Emlak Konut GYO’nun TOKİ ile yaptığı yeni iş birliği protokolü kapsamında, İstanbul Başakşehir’deki geniş bir proje alanı üzerinde geliştirilecek konutlar için yeniden gayrimenkul sertifikası ihracı planlanıyor. Bu kez proje kapsamı oldukça geniş ölçekte olacak. Bu durum, artık konunun bir pilot uygulamadan çıkarak yapısal bir model önerisine dönüştüğünü gösteriyor. Ülkemizdeki konuta erişim politikaları bakımından da dikkate değer bir gelişme.
Yeni modelde dikkat çeken en önemli farklardan biri, klasik “müteahhit geliştirici” anlayışı yerine, işi üstlenen yüklenici firmalar üzerinden yürütülen daha sistematik ve denetlenebilir bir üretim yapısının benimsenmesi.
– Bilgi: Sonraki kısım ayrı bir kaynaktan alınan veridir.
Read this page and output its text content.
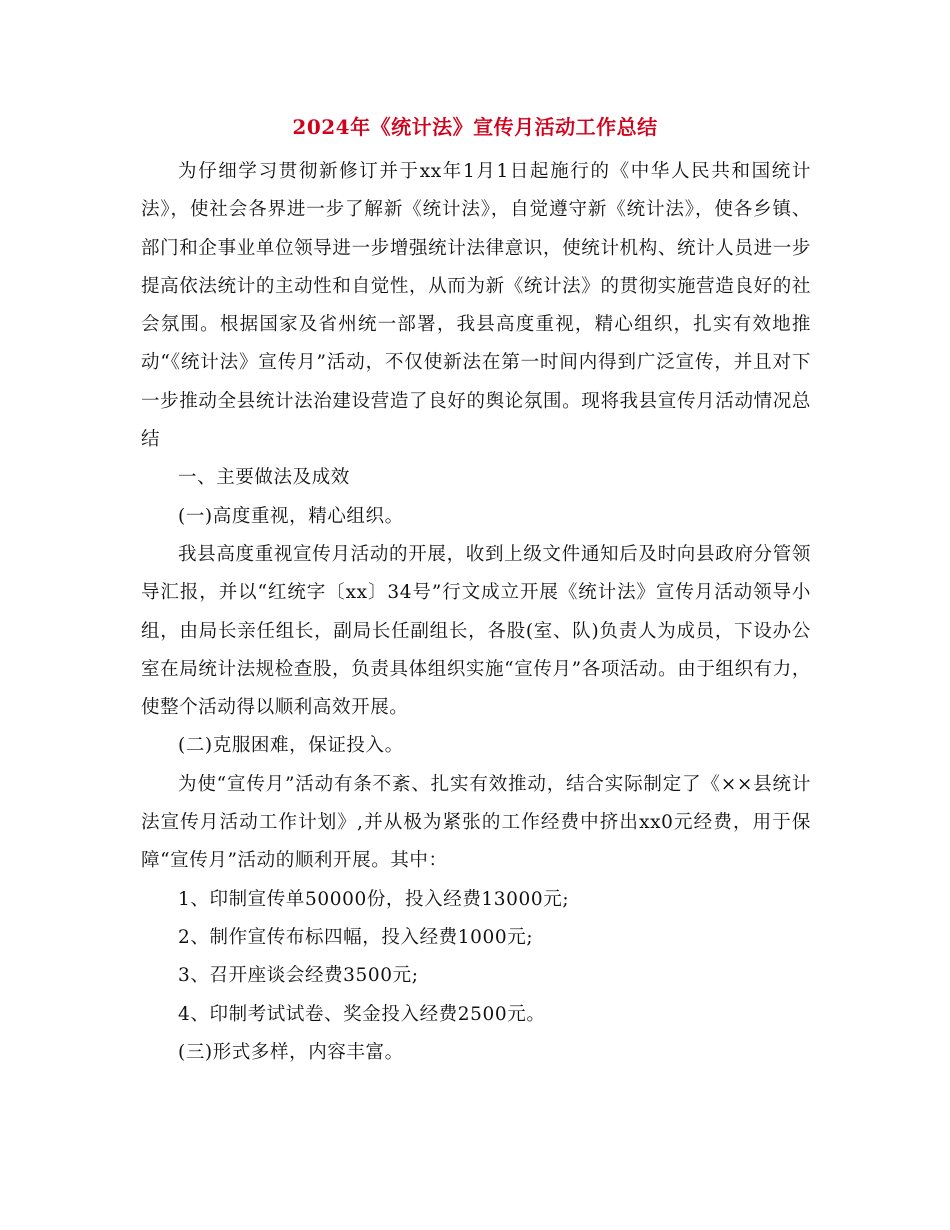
2024年《统计法》宣传月活动工作总结

为仔细学习贯彻新修订并于xx年1月1日起施行的《中华人民共和国统计法》，使社会各界进一步了解新《统计法》，自觉遵守新《统计法》，使各乡镇、部门和企事业单位领导进一步增强统计法律意识，使统计机构、统计人员进一步提高依法统计的主动性和自觉性，从而为新《统计法》的贯彻实施营造良好的社会氛围。根据国家及省州统一部署，我县高度重视，精心组织，扎实有效地推动“《统计法》宣传月”活动，不仅使新法在第一时间内得到广泛宣传，并且对下一步推动全县统计法治建设营造了良好的舆论氛围。现将我县宣传月活动情况总结

一、主要做法及成效

(一)高度重视，精心组织。

我县高度重视宣传月活动的开展，收到上级文件通知后及时向县政府分管领导汇报，并以“红统字〔xx〕34号”行文成立开展《统计法》宣传月活动领导小组，由局长亲任组长，副局长任副组长，各股(室、队)负责人为成员，下设办公室在局统计法规检查股，负责具体组织实施“宣传月”各项活动。由于组织有力，使整个活动得以顺利高效开展。

(二)克服困难，保证投入。

为使“宣传月”活动有条不紊、扎实有效推动，结合实际制定了《××县统计法宣传月活动工作计划》,并从极为紧张的工作经费中挤出xx0元经费，用于保障“宣传月”活动的顺利开展。其中：

1、印制宣传单50000份，投入经费13000元;

2、制作宣传布标四幅，投入经费1000元;

3、召开座谈会经费3500元;

4、印制考试试卷、奖金投入经费2500元。

(三)形式多样，内容丰富。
TOKİ de bu kez sadece arsa sağlayan değil, sürecin yönlendirici ve dengeleyici kamusal aktörü olarak aktif rol üstleniyor. Bu yaklaşım, yatırımcı açısından güveni, proje açısından ise sürdürülebilirliği artıracak.
Bu modelin Emlak Konut GYO özelindeki etkilerine bakıldığında, birkaç başlık öne çıkıyor. İlk olarak, satış kanalı genişliyor. Küçük yatırımcıların dâhil olması talep tabanını büyütürken, bu ürün özellikle durağan piyasa koşullarında satış süresini kısaltabilir. Sertifikaların borsada işlem görmesi, düşük likiditeli bir varlık sınıfı olan konutu menkul kıymet formatına taşıyarak yatırımcıya yeni bir alternatif sunuyor.
Emlak Konut GYO’nun finansal tablolar açısından bakıldığında, sertifikaya konu bağımsız bölümler artık sadece stok değil, nakit akışına katkı sağlayan birer ön satış kalemine dönüşüyor. Bu da hem stok devir hızını artırabilir hem de tahsilat riskini azaltabilir. Kârlılık boyutunda ise fiyatlama esnekliği nedeniyle birim satış gelirleri kısmen düşebilir. Ancak erken nakit girişi sayesinde finansman ihtiyacı azalır, dolayısıyla finansman giderleri de düşer. Proje döngüsünün hızlanması, öz sermaye kârlılığına olumlu katkı sağlayabilir. Kısacası, modelin hem satış hem bilanço hem de kârlılık tarafında Emlak Konut GYO’ya dengeli bir değer yaratma potansiyeli bulunuyor.
Yatırımcının perspektifinden bakıldığında ise gayrimenkul gibi görece düşük likiditeli bir varlık sınıfı, bu modelle menkul kıymetleştirilmiş oluyor. Küçük yatırımcıların doğrudan erişebileceği, borsa üzerinden likit şekilde alınıp satılabilen bir yapı sunulması; hem yatırım evrenini genişletecek hem de sektörel finansallaşmaya katkı sağlayacaktır.
(Kaynak: Dünya Gazetesi köşe yazarı Prof. Dr. Ali Hepşen’in “Yeniden sahne alan gayrimenkul sertifikası: daha geniş, daha kapsayıcı, daha kamusal” başlıklı makalesinden alıntıdır)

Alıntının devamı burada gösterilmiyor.